High-dose imatinib for newly diagnosed chronic phase chronic myeloid leukemia patients—Systematic review and meta-analysis

Abstract

Imatinib at a dose of 400 mg daily is considered frontline treatment in chronic phase chronic myeloid leukemia (CP‐CML).

We conducted a systematic review and meta‐analysis of randomized controlled trials comparing frontline treatment with imatinib 400 mg daily versus higher doses (≥600 mg daily) in patients with CP‐CML.

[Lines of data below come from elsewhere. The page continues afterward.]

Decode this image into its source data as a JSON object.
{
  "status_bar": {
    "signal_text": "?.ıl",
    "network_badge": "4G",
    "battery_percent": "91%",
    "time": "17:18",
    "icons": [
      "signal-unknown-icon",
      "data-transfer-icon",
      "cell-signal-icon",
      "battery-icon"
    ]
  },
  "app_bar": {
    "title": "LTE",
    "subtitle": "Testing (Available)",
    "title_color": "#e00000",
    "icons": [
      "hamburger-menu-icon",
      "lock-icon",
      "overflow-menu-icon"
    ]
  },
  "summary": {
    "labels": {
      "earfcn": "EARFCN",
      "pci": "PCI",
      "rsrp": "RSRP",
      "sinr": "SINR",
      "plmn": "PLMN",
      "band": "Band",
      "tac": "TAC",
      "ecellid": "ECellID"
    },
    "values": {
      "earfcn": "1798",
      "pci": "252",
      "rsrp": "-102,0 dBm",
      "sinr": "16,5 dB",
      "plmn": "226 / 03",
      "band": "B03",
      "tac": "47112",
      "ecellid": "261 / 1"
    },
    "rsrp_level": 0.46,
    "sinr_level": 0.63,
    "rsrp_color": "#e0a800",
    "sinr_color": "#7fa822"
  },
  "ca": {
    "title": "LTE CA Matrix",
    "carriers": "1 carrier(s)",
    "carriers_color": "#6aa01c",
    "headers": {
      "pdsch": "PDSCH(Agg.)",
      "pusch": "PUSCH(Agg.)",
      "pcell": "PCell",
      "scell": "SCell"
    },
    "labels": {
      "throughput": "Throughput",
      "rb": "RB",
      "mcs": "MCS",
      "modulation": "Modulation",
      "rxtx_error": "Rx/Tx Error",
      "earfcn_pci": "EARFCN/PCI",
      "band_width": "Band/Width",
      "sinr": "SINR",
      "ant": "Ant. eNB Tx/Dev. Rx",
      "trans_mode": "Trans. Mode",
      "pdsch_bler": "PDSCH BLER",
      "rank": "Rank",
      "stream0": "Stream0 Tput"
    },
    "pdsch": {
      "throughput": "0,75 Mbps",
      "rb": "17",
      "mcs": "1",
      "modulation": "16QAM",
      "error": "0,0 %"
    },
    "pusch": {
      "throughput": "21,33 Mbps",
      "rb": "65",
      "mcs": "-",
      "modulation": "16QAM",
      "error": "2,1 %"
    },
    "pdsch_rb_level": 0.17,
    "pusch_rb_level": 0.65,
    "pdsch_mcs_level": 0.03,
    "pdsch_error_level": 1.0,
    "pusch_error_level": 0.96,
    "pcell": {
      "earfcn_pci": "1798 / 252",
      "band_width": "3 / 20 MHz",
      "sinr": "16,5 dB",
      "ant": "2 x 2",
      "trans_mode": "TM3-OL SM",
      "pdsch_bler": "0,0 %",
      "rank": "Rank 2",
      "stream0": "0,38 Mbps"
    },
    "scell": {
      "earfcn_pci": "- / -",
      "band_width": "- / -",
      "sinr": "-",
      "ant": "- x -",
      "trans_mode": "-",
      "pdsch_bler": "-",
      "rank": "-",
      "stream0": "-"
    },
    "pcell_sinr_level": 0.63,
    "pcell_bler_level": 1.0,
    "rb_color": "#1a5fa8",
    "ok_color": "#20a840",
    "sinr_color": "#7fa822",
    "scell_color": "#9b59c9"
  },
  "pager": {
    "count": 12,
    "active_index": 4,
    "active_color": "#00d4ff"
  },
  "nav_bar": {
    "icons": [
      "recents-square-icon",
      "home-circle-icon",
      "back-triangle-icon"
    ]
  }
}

The search yielded four trials, randomizing 1,673 patients. At 12 months, high dose compared with standard dose imatinib improved complete cytogenetic response (CCyR) (RR 1.17, 95% CI 1.08–1.26, four trials, I^2^ = 33%) as well as major molecular response (MMolR) (RR 1.26, 95% CI 1.12–1.42, four trials, I^2^ = 0%). There was no difference in all‐cause mortality or disease progression at the end of follow up. Adverse events requiring discontinuation were more common in the high‐dose arm (RR 1.98, 95% CI 1.20–3.26, three trials, I^2^ = 0%), as were Grade III/IV neutropenia and thrombocytopenia: RR 1.56, 95% CI 1.15–2.12 and RR 1.86, 95% CI 1.28–2.70, respectively.

There is currently insufficient evidence to support the routine use of higher doses of imatinib as frontline treatment for CP‐CML. Extended follow up is needed to evaluate if the superior CCyR and MMolR with higher doses of imatinib will translate to long‐term clinical benefit. Am. J. Hematol. 86:657–662, 2011. © 2011 Wiley‐Liss, Inc.